Ushered into the international development arena around the turn of this century by the German economist Inge Kaul, the concept of a global public good was an abstruse and surprising hit. Variations on it have found their way into most donor countries’ aid policy narratives. Kaul herself has long argued that international development assistance should not be used for the production of global public goods. Nevertheless, donor agencies have thoroughly appropriated the concept. In this paper, I do two things. First, I argue that the concept of a global public good has generally been used in an unduly restricted and self-serving way in aid policy narratives, as a euphemism for ‘solutions to transboundary problems of particular concern to donor countries’. I further argue that it might be deployed to greater effect were it linked more specifically to concrete, realistic global public policy commitments aimed at eliminating certain of the world’s ‘bads’—by, in effect, declaring them public enemies. I stress that global public policy commitments need not always yield net benefits for all. Some, morally based, might benefit only defined groups, as in the case of a global refugee resettlement regime. All such commitments, however, have in common a ‘whatever it takes’ character and credible means of implementation.
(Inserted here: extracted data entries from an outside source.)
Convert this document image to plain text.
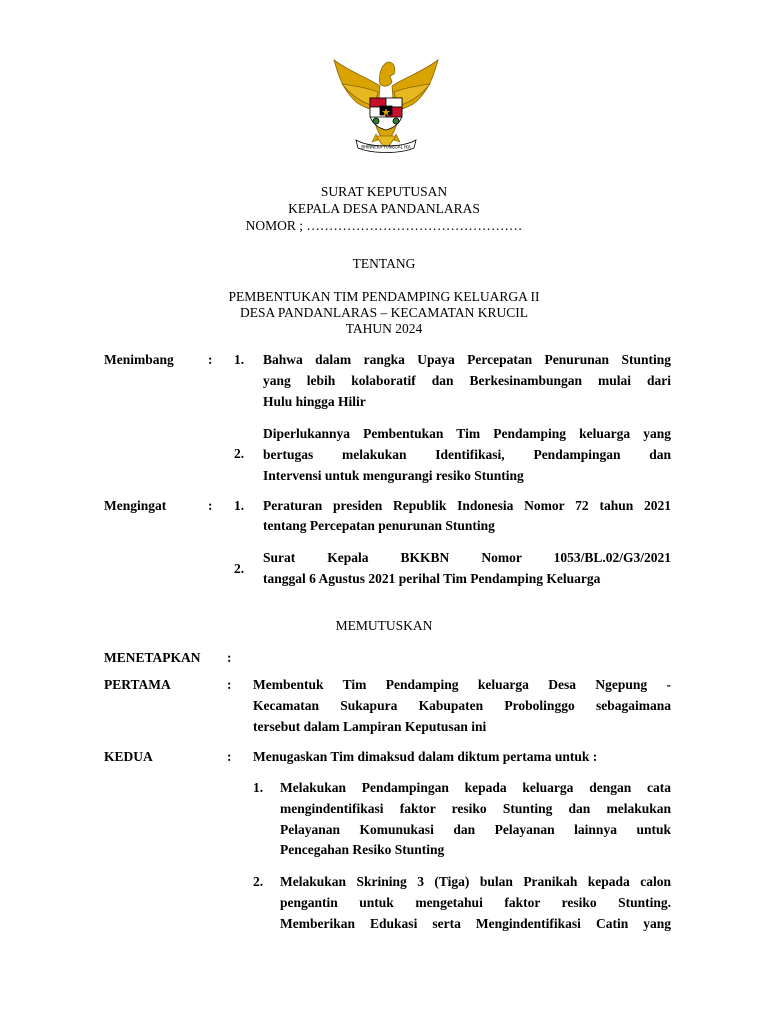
BHINNEKA TUNGGAL IKA
SURAT KEPUTUSAN
KEPALA DESA PANDANLARAS
NOMOR ; …………………………………………
TENTANG
PEMBENTUKAN TIM PENDAMPING KELUARGA II
DESA PANDANLARAS – KECAMATAN KRUCIL
TAHUN 2024
Menimbang	: 1. Bahwa dalam rangka Upaya Percepatan Penurunan Stunting
yang lebih kolaboratif dan Berkesinambungan mulai dari
Hulu hingga Hilir
2.
Diperlukannya Pembentukan Tim Pendamping keluarga yang
bertugas melakukan Identifikasi, Pendampingan dan
Intervensi untuk mengurangi resiko Stunting
Mengingat	: 1. Peraturan presiden Republik Indonesia Nomor 72 tahun 2021
tentang Percepatan penurunan Stunting
2.
Surat Kepala BKKBN Nomor 1053/BL.02/G3/2021
tanggal 6 Agustus 2021 perihal Tim Pendamping Keluarga
MEMUTUSKAN
MENETAPKAN :
PERTAMA	: Membentuk Tim Pendamping keluarga Desa Ngepung -
Kecamatan Sukapura Kabupaten Probolinggo sebagaimana
tersebut dalam Lampiran Keputusan ini
KEDUA	: Menugaskan Tim dimaksud dalam diktum pertama untuk :
1. Melakukan Pendampingan kepada keluarga dengan cata
mengindentifikasi faktor resiko Stunting dan melakukan
Pelayanan Komunukasi dan Pelayanan lainnya untuk
Pencegahan Resiko Stunting
2. Melakukan Skrining 3 (Tiga) bulan Pranikah kepada calon
pengantin untuk mengetahui faktor resiko Stunting.
Memberikan Edukasi serta Mengindentifikasi Catin yang
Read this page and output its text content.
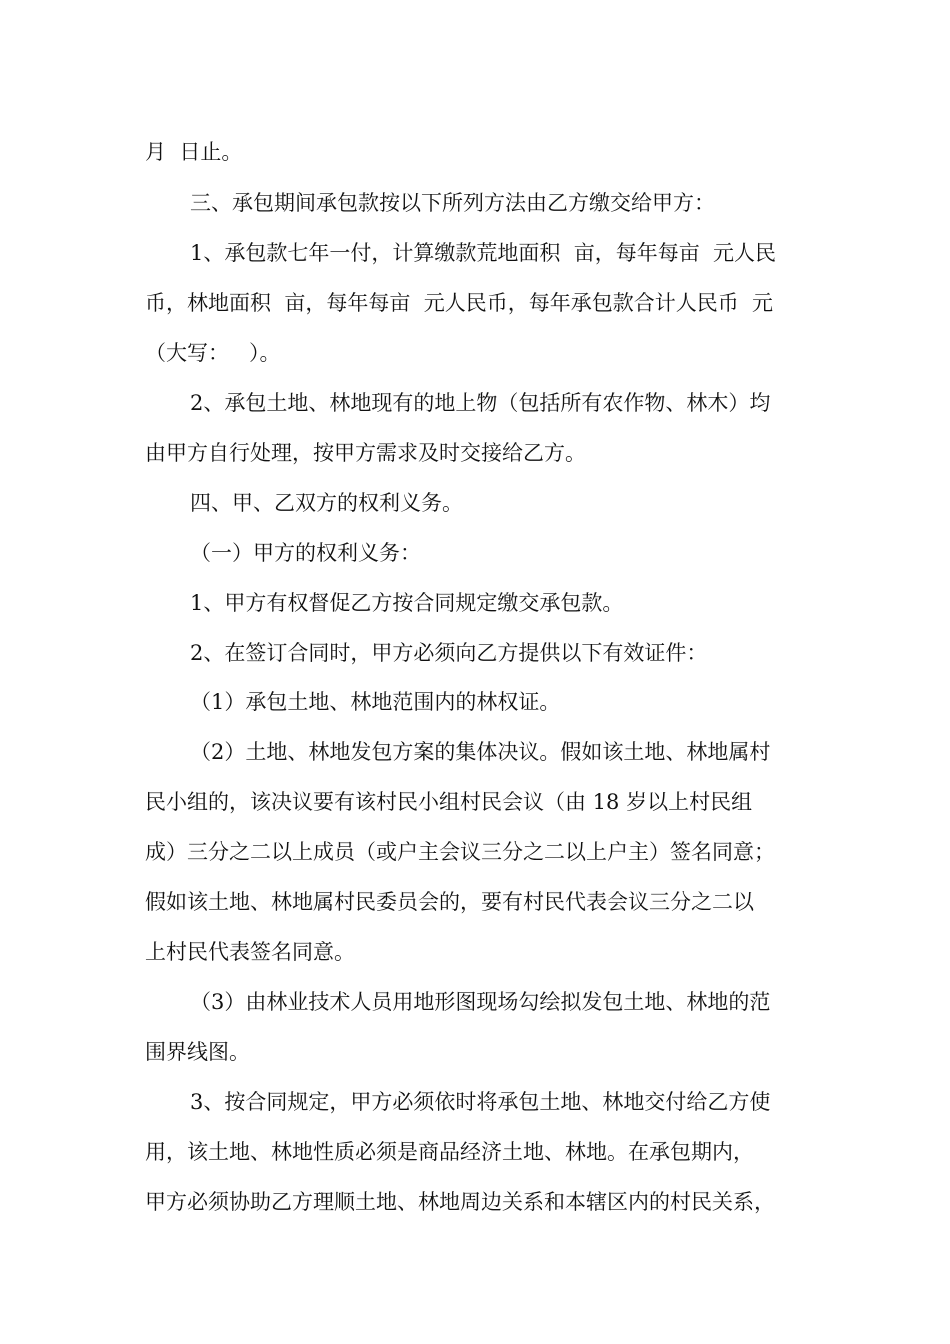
月  日止。
三、承包期间承包款按以下所列方法由乙方缴交给甲方：
1、承包款七年一付，计算缴款荒地面积  亩，每年每亩  元人民
币，林地面积  亩，每年每亩  元人民币，每年承包款合计人民币  元
（大写：   ）。
2、承包土地、林地现有的地上物（包括所有农作物、林木）均
由甲方自行处理，按甲方需求及时交接给乙方。
四、甲、乙双方的权利义务。
（一）甲方的权利义务：
1、甲方有权督促乙方按合同规定缴交承包款。
2、在签订合同时，甲方必须向乙方提供以下有效证件：
（1）承包土地、林地范围内的林权证。
（2）土地、林地发包方案的集体决议。假如该土地、林地属村
民小组的，该决议要有该村民小组村民会议（由 18 岁以上村民组
成）三分之二以上成员（或户主会议三分之二以上户主）签名同意；
假如该土地、林地属村民委员会的，要有村民代表会议三分之二以
上村民代表签名同意。
（3）由林业技术人员用地形图现场勾绘拟发包土地、林地的范
围界线图。
3、按合同规定，甲方必须依时将承包土地、林地交付给乙方使
用，该土地、林地性质必须是商品经济土地、林地。在承包期内，
甲方必须协助乙方理顺土地、林地周边关系和本辖区内的村民关系，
Second, I here release, in an annex, the full transcript of an extended interview about the financing of global public goods that I conducted with Kaul in May 2015. This complements the material in the body of the paper because, while my own views about aid and global public goods do not completely accord with Kaul’s, particularly in relation to the use of aid to support the production of such goods, they were formed in part through reflection over a period of time on our 2015 discussion.